A REBOUND FROM A FAMILIA FACE – Last year, Jeurys Familia was terrible. After 12 games this season, he stood with a 5.11 ERA and a 1.541 WHIP, as he allowed 7 ER and 9 BB in 12.1 IP. He was about the last guy you wanted to see on the mound in a tight situation. It got so bad that in his 13th game, Familia entered in the fifth inning. But starting with that outing, Familia has allowed just 1 ER in 8.1 IP and has held batters to a .188 AVG. Walks are still a problem and he’s probably never a guy you’ll want to see on the mound in the ninth inning with a one-run lead. But for the year now, he has a 3.48 ERA and we likely won’t see him pitching in the fifth inning again anytime soon.

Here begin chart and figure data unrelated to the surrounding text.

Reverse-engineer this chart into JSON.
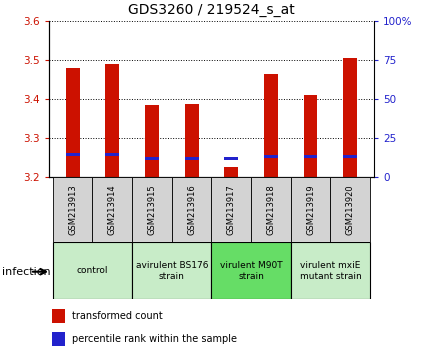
{
  "title": "GDS3260 / 219524_s_at",
  "samples": [
    "GSM213913",
    "GSM213914",
    "GSM213915",
    "GSM213916",
    "GSM213917",
    "GSM213918",
    "GSM213919",
    "GSM213920"
  ],
  "red_values": [
    3.48,
    3.49,
    3.385,
    3.387,
    3.225,
    3.465,
    3.41,
    3.505
  ],
  "blue_values": [
    3.258,
    3.257,
    3.248,
    3.248,
    3.247,
    3.252,
    3.252,
    3.253
  ],
  "bar_bottom": 3.2,
  "ylim": [
    3.2,
    3.6
  ],
  "y2lim": [
    0,
    100
  ],
  "yticks": [
    3.2,
    3.3,
    3.4,
    3.5,
    3.6
  ],
  "y2ticks": [
    0,
    25,
    50,
    75,
    100
  ],
  "y2tick_labels": [
    "0",
    "25",
    "50",
    "75",
    "100%"
  ],
  "red_color": "#cc1100",
  "blue_color": "#2222cc",
  "groups": [
    {
      "label": "control",
      "indices": [
        0,
        1
      ],
      "color": "#c8ecc8"
    },
    {
      "label": "avirulent BS176\nstrain",
      "indices": [
        2,
        3
      ],
      "color": "#c8ecc8"
    },
    {
      "label": "virulent M90T\nstrain",
      "indices": [
        4,
        5
      ],
      "color": "#66dd66"
    },
    {
      "label": "virulent mxiE\nmutant strain",
      "indices": [
        6,
        7
      ],
      "color": "#c8ecc8"
    }
  ],
  "legend_items": [
    {
      "label": "transformed count",
      "color": "#cc1100"
    },
    {
      "label": "percentile rank within the sample",
      "color": "#2222cc"
    }
  ],
  "infection_label": "infection",
  "bar_width": 0.35,
  "title_fontsize": 10,
  "tick_fontsize": 7.5,
  "red_tick_color": "#cc1100",
  "blue_tick_color": "#2222cc",
  "sample_box_color": "#d3d3d3",
  "sample_name_fontsize": 6,
  "group_label_fontsize": 6.5,
  "legend_fontsize": 7,
  "infection_fontsize": 8
}
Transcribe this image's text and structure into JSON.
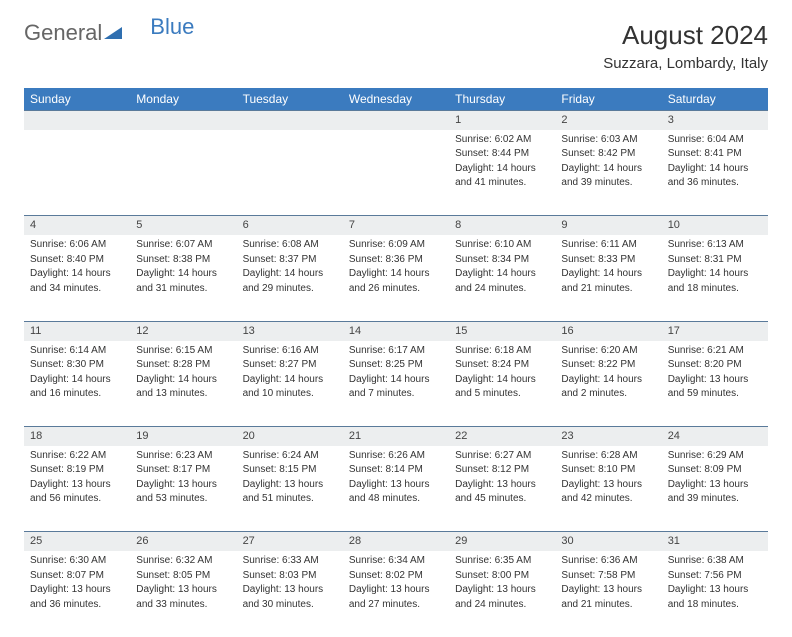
{
  "brand": {
    "part1": "General",
    "part2": "Blue"
  },
  "title": "August 2024",
  "location": "Suzzara, Lombardy, Italy",
  "colors": {
    "header_bg": "#3b7bbf",
    "daynum_bg": "#eceeef",
    "row_border": "#5a7a9a",
    "text": "#333333",
    "background": "#ffffff"
  },
  "weekdays": [
    "Sunday",
    "Monday",
    "Tuesday",
    "Wednesday",
    "Thursday",
    "Friday",
    "Saturday"
  ],
  "weeks": [
    [
      null,
      null,
      null,
      null,
      {
        "n": "1",
        "sr": "Sunrise: 6:02 AM",
        "ss": "Sunset: 8:44 PM",
        "d1": "Daylight: 14 hours",
        "d2": "and 41 minutes."
      },
      {
        "n": "2",
        "sr": "Sunrise: 6:03 AM",
        "ss": "Sunset: 8:42 PM",
        "d1": "Daylight: 14 hours",
        "d2": "and 39 minutes."
      },
      {
        "n": "3",
        "sr": "Sunrise: 6:04 AM",
        "ss": "Sunset: 8:41 PM",
        "d1": "Daylight: 14 hours",
        "d2": "and 36 minutes."
      }
    ],
    [
      {
        "n": "4",
        "sr": "Sunrise: 6:06 AM",
        "ss": "Sunset: 8:40 PM",
        "d1": "Daylight: 14 hours",
        "d2": "and 34 minutes."
      },
      {
        "n": "5",
        "sr": "Sunrise: 6:07 AM",
        "ss": "Sunset: 8:38 PM",
        "d1": "Daylight: 14 hours",
        "d2": "and 31 minutes."
      },
      {
        "n": "6",
        "sr": "Sunrise: 6:08 AM",
        "ss": "Sunset: 8:37 PM",
        "d1": "Daylight: 14 hours",
        "d2": "and 29 minutes."
      },
      {
        "n": "7",
        "sr": "Sunrise: 6:09 AM",
        "ss": "Sunset: 8:36 PM",
        "d1": "Daylight: 14 hours",
        "d2": "and 26 minutes."
      },
      {
        "n": "8",
        "sr": "Sunrise: 6:10 AM",
        "ss": "Sunset: 8:34 PM",
        "d1": "Daylight: 14 hours",
        "d2": "and 24 minutes."
      },
      {
        "n": "9",
        "sr": "Sunrise: 6:11 AM",
        "ss": "Sunset: 8:33 PM",
        "d1": "Daylight: 14 hours",
        "d2": "and 21 minutes."
      },
      {
        "n": "10",
        "sr": "Sunrise: 6:13 AM",
        "ss": "Sunset: 8:31 PM",
        "d1": "Daylight: 14 hours",
        "d2": "and 18 minutes."
      }
    ],
    [
      {
        "n": "11",
        "sr": "Sunrise: 6:14 AM",
        "ss": "Sunset: 8:30 PM",
        "d1": "Daylight: 14 hours",
        "d2": "and 16 minutes."
      },
      {
        "n": "12",
        "sr": "Sunrise: 6:15 AM",
        "ss": "Sunset: 8:28 PM",
        "d1": "Daylight: 14 hours",
        "d2": "and 13 minutes."
      },
      {
        "n": "13",
        "sr": "Sunrise: 6:16 AM",
        "ss": "Sunset: 8:27 PM",
        "d1": "Daylight: 14 hours",
        "d2": "and 10 minutes."
      },
      {
        "n": "14",
        "sr": "Sunrise: 6:17 AM",
        "ss": "Sunset: 8:25 PM",
        "d1": "Daylight: 14 hours",
        "d2": "and 7 minutes."
      },
      {
        "n": "15",
        "sr": "Sunrise: 6:18 AM",
        "ss": "Sunset: 8:24 PM",
        "d1": "Daylight: 14 hours",
        "d2": "and 5 minutes."
      },
      {
        "n": "16",
        "sr": "Sunrise: 6:20 AM",
        "ss": "Sunset: 8:22 PM",
        "d1": "Daylight: 14 hours",
        "d2": "and 2 minutes."
      },
      {
        "n": "17",
        "sr": "Sunrise: 6:21 AM",
        "ss": "Sunset: 8:20 PM",
        "d1": "Daylight: 13 hours",
        "d2": "and 59 minutes."
      }
    ],
    [
      {
        "n": "18",
        "sr": "Sunrise: 6:22 AM",
        "ss": "Sunset: 8:19 PM",
        "d1": "Daylight: 13 hours",
        "d2": "and 56 minutes."
      },
      {
        "n": "19",
        "sr": "Sunrise: 6:23 AM",
        "ss": "Sunset: 8:17 PM",
        "d1": "Daylight: 13 hours",
        "d2": "and 53 minutes."
      },
      {
        "n": "20",
        "sr": "Sunrise: 6:24 AM",
        "ss": "Sunset: 8:15 PM",
        "d1": "Daylight: 13 hours",
        "d2": "and 51 minutes."
      },
      {
        "n": "21",
        "sr": "Sunrise: 6:26 AM",
        "ss": "Sunset: 8:14 PM",
        "d1": "Daylight: 13 hours",
        "d2": "and 48 minutes."
      },
      {
        "n": "22",
        "sr": "Sunrise: 6:27 AM",
        "ss": "Sunset: 8:12 PM",
        "d1": "Daylight: 13 hours",
        "d2": "and 45 minutes."
      },
      {
        "n": "23",
        "sr": "Sunrise: 6:28 AM",
        "ss": "Sunset: 8:10 PM",
        "d1": "Daylight: 13 hours",
        "d2": "and 42 minutes."
      },
      {
        "n": "24",
        "sr": "Sunrise: 6:29 AM",
        "ss": "Sunset: 8:09 PM",
        "d1": "Daylight: 13 hours",
        "d2": "and 39 minutes."
      }
    ],
    [
      {
        "n": "25",
        "sr": "Sunrise: 6:30 AM",
        "ss": "Sunset: 8:07 PM",
        "d1": "Daylight: 13 hours",
        "d2": "and 36 minutes."
      },
      {
        "n": "26",
        "sr": "Sunrise: 6:32 AM",
        "ss": "Sunset: 8:05 PM",
        "d1": "Daylight: 13 hours",
        "d2": "and 33 minutes."
      },
      {
        "n": "27",
        "sr": "Sunrise: 6:33 AM",
        "ss": "Sunset: 8:03 PM",
        "d1": "Daylight: 13 hours",
        "d2": "and 30 minutes."
      },
      {
        "n": "28",
        "sr": "Sunrise: 6:34 AM",
        "ss": "Sunset: 8:02 PM",
        "d1": "Daylight: 13 hours",
        "d2": "and 27 minutes."
      },
      {
        "n": "29",
        "sr": "Sunrise: 6:35 AM",
        "ss": "Sunset: 8:00 PM",
        "d1": "Daylight: 13 hours",
        "d2": "and 24 minutes."
      },
      {
        "n": "30",
        "sr": "Sunrise: 6:36 AM",
        "ss": "Sunset: 7:58 PM",
        "d1": "Daylight: 13 hours",
        "d2": "and 21 minutes."
      },
      {
        "n": "31",
        "sr": "Sunrise: 6:38 AM",
        "ss": "Sunset: 7:56 PM",
        "d1": "Daylight: 13 hours",
        "d2": "and 18 minutes."
      }
    ]
  ]
}
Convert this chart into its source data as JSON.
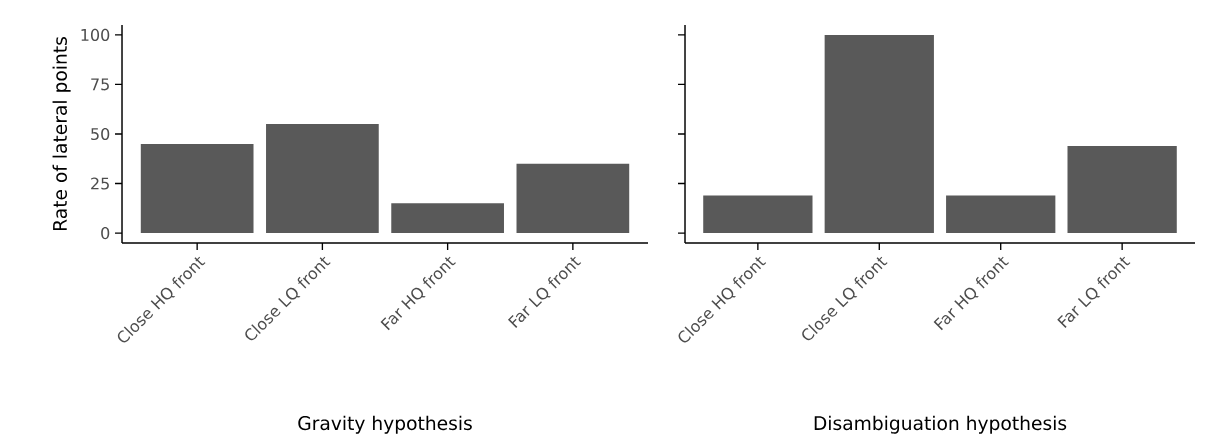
{
  "chart_data": [
    {
      "type": "bar",
      "categories": [
        "Close HQ front",
        "Close LQ front",
        "Far HQ front",
        "Far LQ front"
      ],
      "values": [
        45,
        55,
        15,
        35
      ],
      "color": "#595959",
      "ylim": [
        -5,
        105
      ],
      "yticks": [
        0,
        25,
        50,
        75,
        100
      ],
      "xlabel": "Gravity hypothesis",
      "ylabel": "Rate of lateral points"
    },
    {
      "type": "bar",
      "categories": [
        "Close HQ front",
        "Close LQ front",
        "Far HQ front",
        "Far LQ front"
      ],
      "values": [
        19,
        100,
        19,
        44
      ],
      "color": "#595959",
      "ylim": [
        -5,
        105
      ],
      "yticks": [
        0,
        25,
        50,
        75,
        100
      ],
      "xlabel": "Disambiguation hypothesis",
      "tick_labels": "x"
    }
  ]
}
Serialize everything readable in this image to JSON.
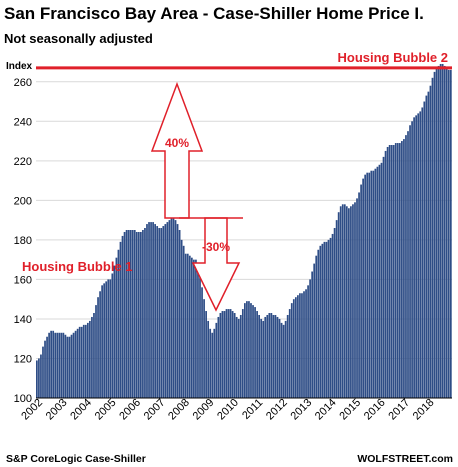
{
  "header": {
    "title": "San Francisco Bay Area - Case-Shiller Home Price I.",
    "subtitle": "Not seasonally adjusted"
  },
  "footer": {
    "source": "S&P CoreLogic Case-Shiller",
    "brand": "WOLFSTREET.com"
  },
  "annotations": {
    "bubble1": "Housing Bubble 1",
    "bubble2": "Housing Bubble 2",
    "rise": "40%",
    "drop": "-30%"
  },
  "colors": {
    "bar": "#2e4d86",
    "accent": "#e0202a",
    "grid": "#d9d9d9"
  },
  "chart_data": {
    "type": "bar",
    "ylabel": "Index",
    "ylim": [
      100,
      270
    ],
    "yticks": [
      100,
      120,
      140,
      160,
      180,
      200,
      220,
      240,
      260
    ],
    "xticks": [
      "2002",
      "2003",
      "2004",
      "2005",
      "2006",
      "2007",
      "2008",
      "2009",
      "2010",
      "2011",
      "2012",
      "2013",
      "2014",
      "2015",
      "2016",
      "2017",
      "2018"
    ],
    "x_start": "2002-01",
    "frequency": "monthly",
    "reference_line": 267,
    "grid": true,
    "values": [
      119,
      120,
      122,
      126,
      129,
      131,
      133,
      134,
      134,
      133,
      133,
      133,
      133,
      133,
      132,
      131,
      131,
      132,
      133,
      134,
      135,
      136,
      136,
      137,
      137,
      138,
      139,
      141,
      143,
      147,
      151,
      154,
      157,
      158,
      159,
      160,
      160,
      163,
      167,
      171,
      175,
      179,
      182,
      184,
      185,
      185,
      185,
      185,
      185,
      184,
      184,
      184,
      185,
      186,
      188,
      189,
      189,
      189,
      188,
      187,
      186,
      186,
      187,
      188,
      189,
      190,
      191,
      191,
      190,
      188,
      185,
      180,
      177,
      173,
      173,
      172,
      171,
      170,
      170,
      166,
      161,
      156,
      150,
      144,
      139,
      135,
      133,
      135,
      138,
      141,
      143,
      144,
      144,
      145,
      145,
      145,
      144,
      143,
      141,
      140,
      142,
      145,
      148,
      149,
      149,
      148,
      147,
      146,
      144,
      142,
      140,
      139,
      141,
      142,
      143,
      143,
      142,
      142,
      141,
      140,
      138,
      137,
      139,
      142,
      145,
      148,
      150,
      151,
      152,
      153,
      153,
      154,
      155,
      157,
      160,
      164,
      168,
      172,
      175,
      177,
      178,
      179,
      179,
      180,
      181,
      183,
      186,
      190,
      194,
      197,
      198,
      198,
      197,
      196,
      197,
      198,
      199,
      201,
      204,
      208,
      211,
      213,
      214,
      214,
      215,
      215,
      216,
      217,
      218,
      219,
      222,
      225,
      227,
      228,
      228,
      228,
      229,
      229,
      229,
      230,
      231,
      233,
      235,
      238,
      240,
      242,
      243,
      244,
      245,
      247,
      250,
      253,
      255,
      258,
      262,
      265,
      267,
      268,
      269,
      269,
      268,
      267,
      266,
      266
    ]
  }
}
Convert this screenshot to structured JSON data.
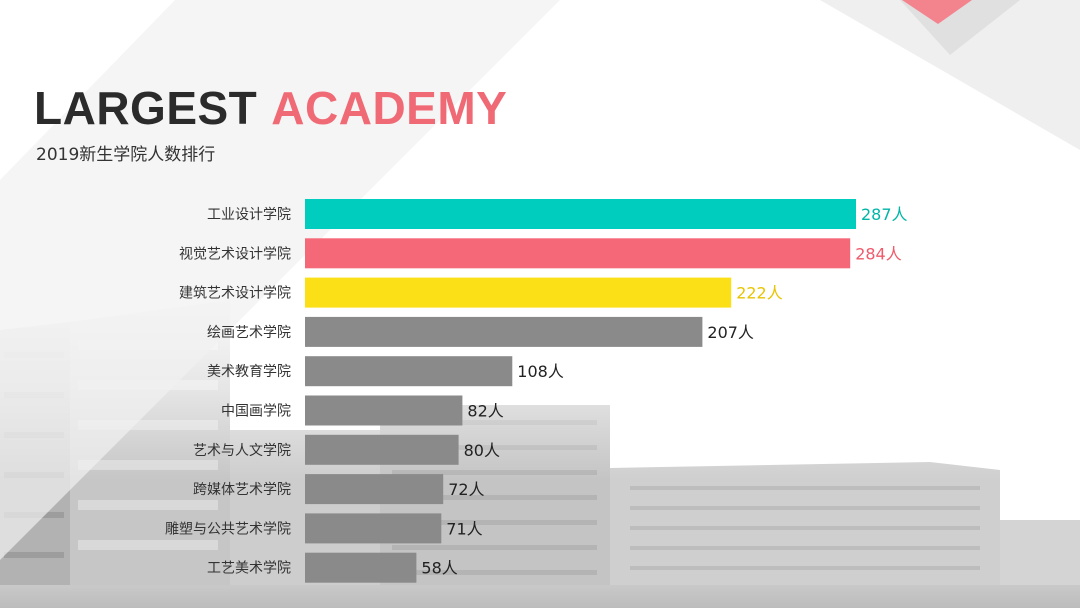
{
  "header": {
    "title_part1": "LARGEST",
    "title_part2": "ACADEMY",
    "subtitle": "2019新生学院人数排行"
  },
  "colors": {
    "title_dark": "#2b2b2b",
    "accent_pink": "#f06a76",
    "bar_teal": "#00cdbd",
    "bar_pink": "#f56877",
    "bar_yellow": "#fbe018",
    "bar_gray": "#8a8a8a"
  },
  "chart_data": {
    "type": "bar",
    "orientation": "horizontal",
    "categories": [
      "工业设计学院",
      "视觉艺术设计学院",
      "建筑艺术设计学院",
      "绘画艺术学院",
      "美术教育学院",
      "中国画学院",
      "艺术与人文学院",
      "跨媒体艺术学院",
      "雕塑与公共艺术学院",
      "工艺美术学院"
    ],
    "values": [
      287,
      284,
      222,
      207,
      108,
      82,
      80,
      72,
      71,
      58
    ],
    "value_labels": [
      "287人",
      "284人",
      "222人",
      "207人",
      "108人",
      "82人",
      "80人",
      "72人",
      "71人",
      "58人"
    ],
    "bar_colors": [
      "#00cdbd",
      "#f56877",
      "#fbe018",
      "#8a8a8a",
      "#8a8a8a",
      "#8a8a8a",
      "#8a8a8a",
      "#8a8a8a",
      "#8a8a8a",
      "#8a8a8a"
    ],
    "label_colors": [
      "#00b5a7",
      "#f05a6a",
      "#e8c400",
      "#222222",
      "#222222",
      "#222222",
      "#222222",
      "#222222",
      "#222222",
      "#222222"
    ],
    "title": "LARGEST ACADEMY",
    "subtitle": "2019新生学院人数排行",
    "xlim": [
      0,
      287
    ],
    "grid": false,
    "legend": "none"
  }
}
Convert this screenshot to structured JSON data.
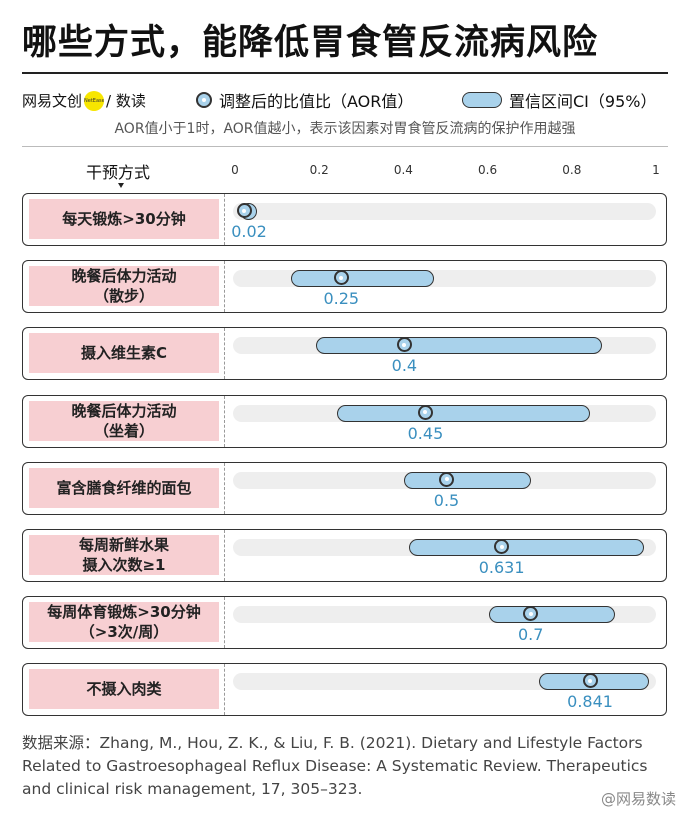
{
  "title": "哪些方式，能降低胃食管反流病风险",
  "brand": {
    "left": "网易文创",
    "dot": "NetEase",
    "right": "/ 数读"
  },
  "legend": {
    "point_label": "调整后的比值比（AOR值）",
    "ci_label": "置信区间CI（95%）"
  },
  "note": "AOR值小于1时，AOR值越小，表示该因素对胃食管反流病的保护作用越强",
  "colors": {
    "point": "#a9d2eb",
    "ci": "#a9d2eb",
    "label_bg": "#f7cfd2",
    "value_text": "#3a8fbf",
    "track": "#eeeeee"
  },
  "chart_data": {
    "type": "forest",
    "column_header": "干预方式",
    "xlim": [
      0,
      1
    ],
    "ticks": [
      "0",
      "0.2",
      "0.4",
      "0.6",
      "0.8",
      "1"
    ],
    "rows": [
      {
        "label": "每天锻炼>30分钟",
        "aor": 0.02,
        "aor_label": "0.02",
        "ci": [
          0.01,
          0.04
        ]
      },
      {
        "label": "晚餐后体力活动\n（散步）",
        "aor": 0.25,
        "aor_label": "0.25",
        "ci": [
          0.13,
          0.47
        ]
      },
      {
        "label": "摄入维生素C",
        "aor": 0.4,
        "aor_label": "0.4",
        "ci": [
          0.19,
          0.87
        ]
      },
      {
        "label": "晚餐后体力活动\n（坐着）",
        "aor": 0.45,
        "aor_label": "0.45",
        "ci": [
          0.24,
          0.84
        ]
      },
      {
        "label": "富含膳食纤维的面包",
        "aor": 0.5,
        "aor_label": "0.5",
        "ci": [
          0.4,
          0.7
        ]
      },
      {
        "label": "每周新鲜水果\n摄入次数≥1",
        "aor": 0.631,
        "aor_label": "0.631",
        "ci": [
          0.41,
          0.97
        ]
      },
      {
        "label": "每周体育锻炼>30分钟\n（>3次/周）",
        "aor": 0.7,
        "aor_label": "0.7",
        "ci": [
          0.6,
          0.9
        ]
      },
      {
        "label": "不摄入肉类",
        "aor": 0.841,
        "aor_label": "0.841",
        "ci": [
          0.72,
          0.98
        ]
      }
    ]
  },
  "source": "数据来源：Zhang, M., Hou, Z. K., & Liu, F. B. (2021). Dietary and Lifestyle Factors Related to Gastroesophageal Reflux Disease: A Systematic Review. Therapeutics and clinical risk management, 17, 305–323.",
  "watermark": "@网易数读"
}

BE CAREFUL WHAT YOU WISH FOR – There’s been no shortage of people moaning about Wilson Ramos and wanting a better defensive backstop behind the plate. The white whale is J.T. Realmuto, a guy who’s been a strong player on both offense and defense for a number of years now. Realmuto is an impending free agent and it would be a nice story if the Mets took him away from the Phillies one year after they took Zack Wheeler from the Mets. But if not Realmuto, then who? People are quick to say any defensive guy will be an improvement. Those people would be advised to check out Robinson Chirinos‘ numbers. It doesn’t matter how good you are defensively, you can’t make up for a sub-Plaweckian OPS.